La défense en vedette
L’excitation qu’ils caractérisent a pourtant dénoté avec le calme apporté par William Saliba et ses partenaires de la défense anglaise. Si Viktor Gyökeres a constamment pesé dos au jeu, et que Bukayo Saka a inscrit le but de la qualification juste avant la mi-temps (45e) sur une frappe de Trossard mal repoussée par Jan Oblak, les Gunners ont surtout fait étalage de leur goût pour la résistance.

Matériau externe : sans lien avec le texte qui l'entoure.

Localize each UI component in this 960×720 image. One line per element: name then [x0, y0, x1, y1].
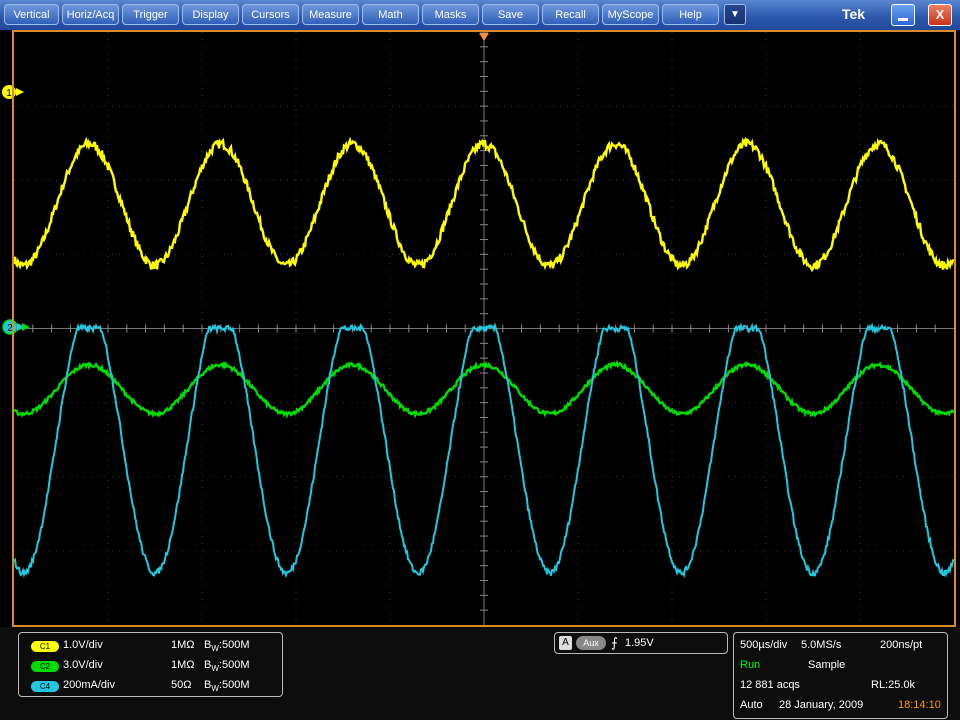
acquisition-readout-panel[interactable]: 500µs/div 5.0MS/s 200ns/pt Run Sample 12…: [733, 632, 948, 719]
sample-rate: 5.0MS/s: [801, 639, 842, 651]
ch4-coupling: 50Ω: [171, 679, 192, 691]
trigger-slope-icon: ⨍: [611, 635, 618, 650]
acquisition-count: 12 881 acqs: [740, 679, 800, 691]
trigger-mode: Auto: [740, 699, 763, 711]
graticule-frame: [12, 30, 956, 627]
ch4-scale: 200mA/div: [63, 679, 115, 691]
ch4-bandwidth: BW:500M: [204, 679, 250, 694]
ch1-bandwidth: BW:500M: [204, 639, 250, 654]
ch2-chip[interactable]: C2: [31, 661, 59, 672]
status-bar: C1 1.0V/div 1MΩ BW:500M C2 3.0V/div 1MΩ …: [0, 627, 960, 720]
acquisition-mode: Sample: [808, 659, 846, 671]
trigger-mode-label: A: [559, 636, 572, 650]
time-resolution: 200ns/pt: [880, 639, 923, 651]
trigger-readout-panel[interactable]: A Aux ⨍ 1.95V: [554, 632, 728, 654]
ch2-scale: 3.0V/div: [63, 659, 103, 671]
record-length: RL:25.0k: [871, 679, 916, 691]
ch2-bandwidth: BW:500M: [204, 659, 250, 674]
ch1-coupling: 1MΩ: [171, 639, 195, 651]
trigger-level: 1.95V: [625, 637, 654, 649]
trigger-source-label: Aux: [576, 636, 606, 650]
ch2-coupling: 1MΩ: [171, 659, 195, 671]
channel-readout-panel[interactable]: C1 1.0V/div 1MΩ BW:500M C2 3.0V/div 1MΩ …: [18, 632, 283, 697]
ch4-chip[interactable]: C4: [31, 681, 59, 692]
clock-time: 18:14:10: [898, 699, 941, 711]
date: 28 January, 2009: [779, 699, 864, 711]
ch1-chip[interactable]: C1: [31, 641, 59, 652]
ch1-scale: 1.0V/div: [63, 639, 103, 651]
run-state: Run: [740, 659, 761, 671]
timebase-scale: 500µs/div: [740, 639, 788, 651]
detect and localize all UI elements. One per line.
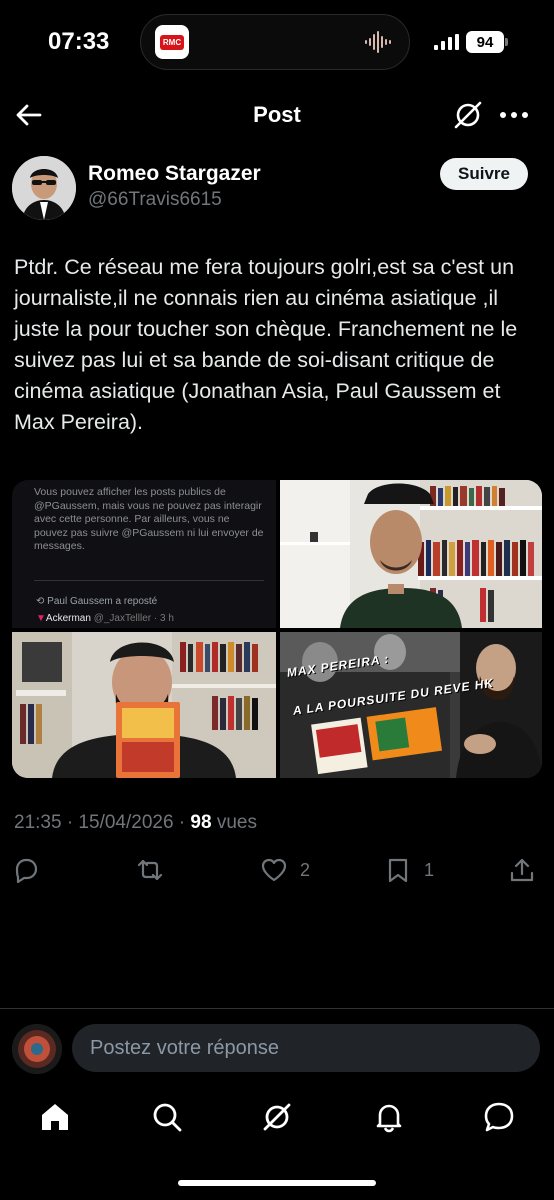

Héroïque, Gabriel l’a été pour empêcher Giuliano Simeone de remettre les deux équipes à égalité après avoir dribblé David Raya (51e). Saliba a multiplié les interventions pleines d’autorité sur Julian Alvarez ou Ademola Lookman, peu inspiré dans la nuit londonienne, et David Raya s’est interposé devant Antoine Griezmann (55e) sur la seule tentative cadrée des Madrilènes.
Des certitudes défensives
Face au Bayern ou à Paris à la fin du mois, le potentiel offensif sera tout autre, c’est certain. Mais Arsenal n’est pas la seule équipe invaincue en Ligue des champions cette saison pour rien. Son assise défensive sera mise à rude épreuve, mais les certitudes sont là et peuvent permettre aux Gunners d’y croire.